ESOPs solved this set of problems, because workers don’t have to buy into the plan. When a new employee joins the firm, they automatically join the ESOP. But high-performing ESOPs have other problems related to success:
- When a firm becomes majority employee owned, especially S corporations, they benefit from worker and manager motivation and problem solving. As with New Belgium, they often become highly effective companies, which can dramatically increase in value. As a result, the firm starts getting buy-out offers, and workers must decide whether to turn the value they’ve created into immediate wealth. But if the most successful ESOP firms become candidates for sale, how do we make ESOPs a bigger part of our economy?
- Since ESOPs are retirement plans, regulated under ERISA [the Employee Retirement Income Security Act of 1974] and managed by a trust, there must be an independent trustee. There is a legal question as to whether certain offers — offers that would clearly benefit the workers financially — need to be seriously considered or accepted. I have heard from a variety of experts that trustees may be too conservative when interpreting this issue. Some observers say, an offer is a chance to monetize wealth for the workers, and thus, its obligatory to seriously explore. Others have observed that keeping a successful company as an ESOP, where value can grow, may be a bigger long-term wealth opportunity for the workers.
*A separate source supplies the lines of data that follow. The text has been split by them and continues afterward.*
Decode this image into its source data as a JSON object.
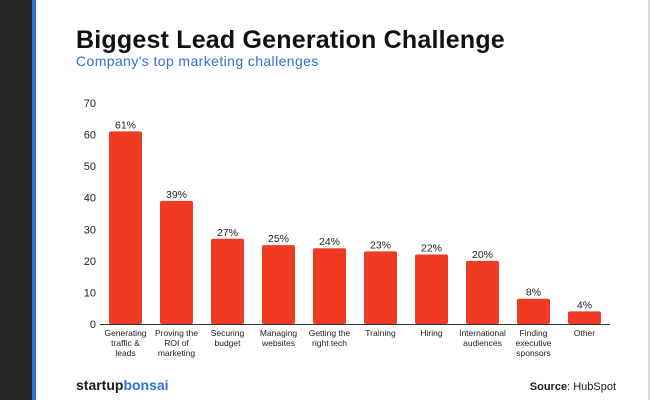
{
  "chart_data": {
    "type": "bar",
    "title": "Biggest Lead Generation Challenge",
    "subtitle": "Company's top marketing challenges",
    "categories": [
      [
        "Generating",
        "traffic &",
        "leads"
      ],
      [
        "Proving the",
        "ROI of",
        "marketing"
      ],
      [
        "Securing",
        "budget"
      ],
      [
        "Managing",
        "websites"
      ],
      [
        "Getting the",
        "right tech"
      ],
      [
        "Training"
      ],
      [
        "Hiring"
      ],
      [
        "International",
        "audiences"
      ],
      [
        "Finding",
        "executive",
        "sponsors"
      ],
      [
        "Other"
      ]
    ],
    "values": [
      61,
      39,
      27,
      25,
      24,
      23,
      22,
      20,
      8,
      4
    ],
    "value_labels": [
      "61%",
      "39%",
      "27%",
      "25%",
      "24%",
      "23%",
      "22%",
      "20%",
      "8%",
      "4%"
    ],
    "ylim": [
      0,
      70
    ],
    "yticks": [
      0,
      10,
      20,
      30,
      40,
      50,
      60,
      70
    ],
    "xlabel": "",
    "ylabel": "",
    "bar_color": "#f03b24",
    "grid": false,
    "legend": "none"
  },
  "footer": {
    "brand_part1": "startup",
    "brand_part2": "bonsai",
    "source_label": "Source",
    "source_sep": ": ",
    "source_value": "HubSpot"
  },
  "colors": {
    "accent": "#2f6fd6",
    "sidebar": "#262626",
    "bar": "#f03b24"
  }
}
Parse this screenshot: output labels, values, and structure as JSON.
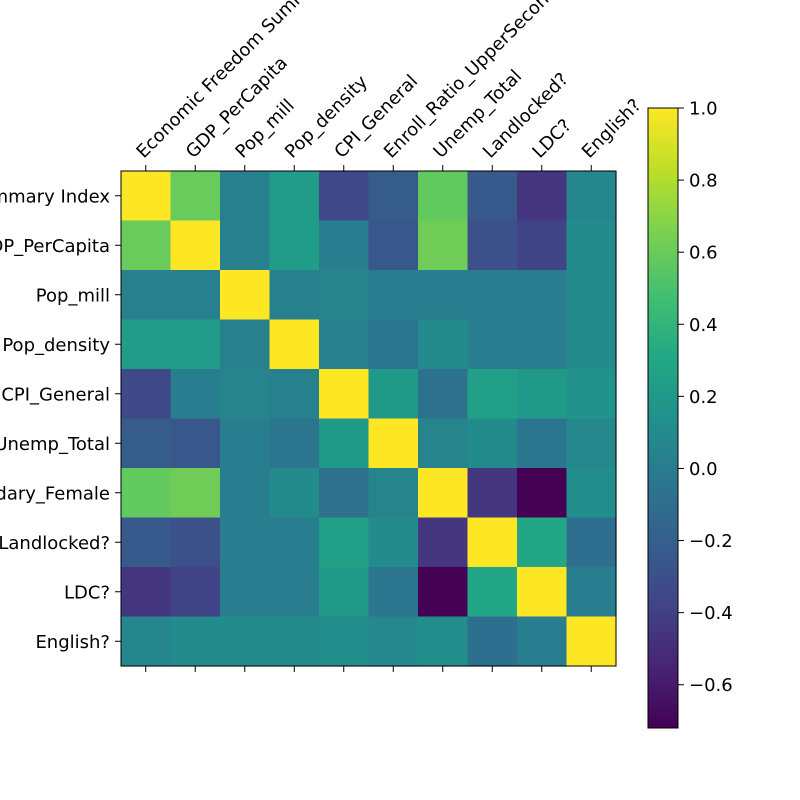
{
  "chart_data": {
    "type": "heatmap",
    "title": "",
    "xlabel": "",
    "ylabel": "",
    "x_tick_labels": [
      "Economic Freedom Summary Index",
      "GDP_PerCapita",
      "Pop_mill",
      "Pop_density",
      "CPI_General",
      "Enroll_Ratio_UpperSecondary_Female",
      "Unemp_Total",
      "Landlocked?",
      "LDC?",
      "English?"
    ],
    "y_tick_labels": [
      "Economic Freedom Summary Index",
      "GDP_PerCapita",
      "Pop_mill",
      "Pop_density",
      "CPI_General",
      "Unemp_Total",
      "Enroll_Ratio_UpperSecondary_Female",
      "Landlocked?",
      "LDC?",
      "English?"
    ],
    "colorbar": {
      "min": -0.72,
      "max": 1.0,
      "ticks": [
        "1.0",
        "0.8",
        "0.6",
        "0.4",
        "0.2",
        "0.0",
        "−0.2",
        "−0.4",
        "−0.6"
      ],
      "tick_values": [
        1.0,
        0.8,
        0.6,
        0.4,
        0.2,
        0.0,
        -0.2,
        -0.4,
        -0.6
      ],
      "colormap": "viridis"
    },
    "values": [
      [
        1.0,
        0.6,
        0.02,
        0.22,
        -0.35,
        -0.22,
        0.58,
        -0.24,
        -0.45,
        0.07
      ],
      [
        0.6,
        1.0,
        0.02,
        0.22,
        0.0,
        -0.25,
        0.62,
        -0.3,
        -0.38,
        0.1
      ],
      [
        0.02,
        0.02,
        1.0,
        0.03,
        0.05,
        0.01,
        0.0,
        0.0,
        0.0,
        0.1
      ],
      [
        0.22,
        0.22,
        0.03,
        1.0,
        0.03,
        -0.05,
        0.1,
        0.0,
        0.0,
        0.1
      ],
      [
        -0.35,
        0.0,
        0.05,
        0.03,
        1.0,
        0.2,
        -0.08,
        0.25,
        0.2,
        0.15
      ],
      [
        -0.22,
        -0.25,
        0.01,
        -0.05,
        0.2,
        1.0,
        0.05,
        0.1,
        -0.05,
        0.08
      ],
      [
        0.58,
        0.62,
        0.0,
        0.1,
        -0.08,
        0.05,
        1.0,
        -0.45,
        -0.72,
        0.12
      ],
      [
        -0.24,
        -0.3,
        0.0,
        0.0,
        0.25,
        0.1,
        -0.45,
        1.0,
        0.3,
        -0.1
      ],
      [
        -0.45,
        -0.38,
        0.0,
        0.0,
        0.2,
        -0.05,
        -0.72,
        0.3,
        1.0,
        0.0
      ],
      [
        0.07,
        0.1,
        0.1,
        0.1,
        0.12,
        0.08,
        0.12,
        -0.1,
        0.0,
        1.0
      ]
    ]
  }
}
Are there ways to put more protections in place, so that a successful ESOP would not necessarily be obligated to sell to the highest bidder?
Blasi: Some firms have tried to insulate themselves from the most conservative position of trustees — the belief that the obligation to maximize value for the workers overrides more long-term considerations — by becoming B Corps or otherwise embedding a multi-stakeholder mission into their articles of incorporation. New Belgium became a B Corp but that act was not itself sufficient (and I want to make clear I don’t know all the factors that contributed to the decision to sell). Therefore, I believe three responses are in order:
- Senior ESOP trustees need to get together with legal experts and determine what their obligation is when a buy-out offer is on the table. Perhaps there is more legal room than trustees perceive around this issue.
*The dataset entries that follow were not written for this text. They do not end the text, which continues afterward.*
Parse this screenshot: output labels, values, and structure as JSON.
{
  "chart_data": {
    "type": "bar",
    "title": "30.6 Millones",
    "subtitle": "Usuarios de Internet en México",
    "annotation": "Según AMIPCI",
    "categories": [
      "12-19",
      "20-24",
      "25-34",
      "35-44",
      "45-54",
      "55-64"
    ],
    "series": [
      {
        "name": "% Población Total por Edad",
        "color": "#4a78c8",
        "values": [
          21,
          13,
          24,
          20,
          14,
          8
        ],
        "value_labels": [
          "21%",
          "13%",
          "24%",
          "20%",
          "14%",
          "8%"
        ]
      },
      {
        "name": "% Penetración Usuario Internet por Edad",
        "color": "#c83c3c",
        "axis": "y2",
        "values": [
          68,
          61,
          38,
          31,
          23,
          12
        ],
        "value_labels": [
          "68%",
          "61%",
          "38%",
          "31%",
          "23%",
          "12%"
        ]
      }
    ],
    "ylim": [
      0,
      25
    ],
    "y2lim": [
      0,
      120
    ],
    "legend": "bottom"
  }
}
- To strengthen the position of trustees, there could be amendments to ERISA, such as a carve out that would provide a safe harbor for trustees who choose not to sell.
- More ESOP companies should go B Corp route — despite New Belgium’s experience — and strengthen their multi-stakeholder mission by embedding it in their articles of incorporation.
Other actions could also protect employee ownership over the long-term. For example, firms could:
- Sell part of the company — a minority stake — to a patient investor to secure a “wealth event” (a payout) for employees and, then, do another leveraged ESOP to slowly buyout the investor.
- Distribute more of the value of the firm in short-term cash profit sharing to give employees annual wealth events.
- Consider incorporating as a non-ERISA perpetual employee ownership trust, a model common in the UK.
- Consider embedding majority or 100 percent employee-owned firms in a federation to insulate them from being bought by mega-corporations. This would be similar to the Mondragon model in the Basque region of Spain. Mondragon Cooperative Corporation, founded in 1956, is a federation of over 100 cooperative businesses, employing over 73,000 people.
Any final thoughts?
Blasi: This is a case where success of an individual company, can turn into a broader issue for the entire sector. One doesn’t want to take away from New Belgium’s employee-owners who have created a successful firm and tremendously increased its value. The bigger issue is, can majority-owned firms that deliver high-quality jobs and significant wealth stay employee-owned, if that is what the workers want?
Karen Kahn is the editor of Employee Ownership News.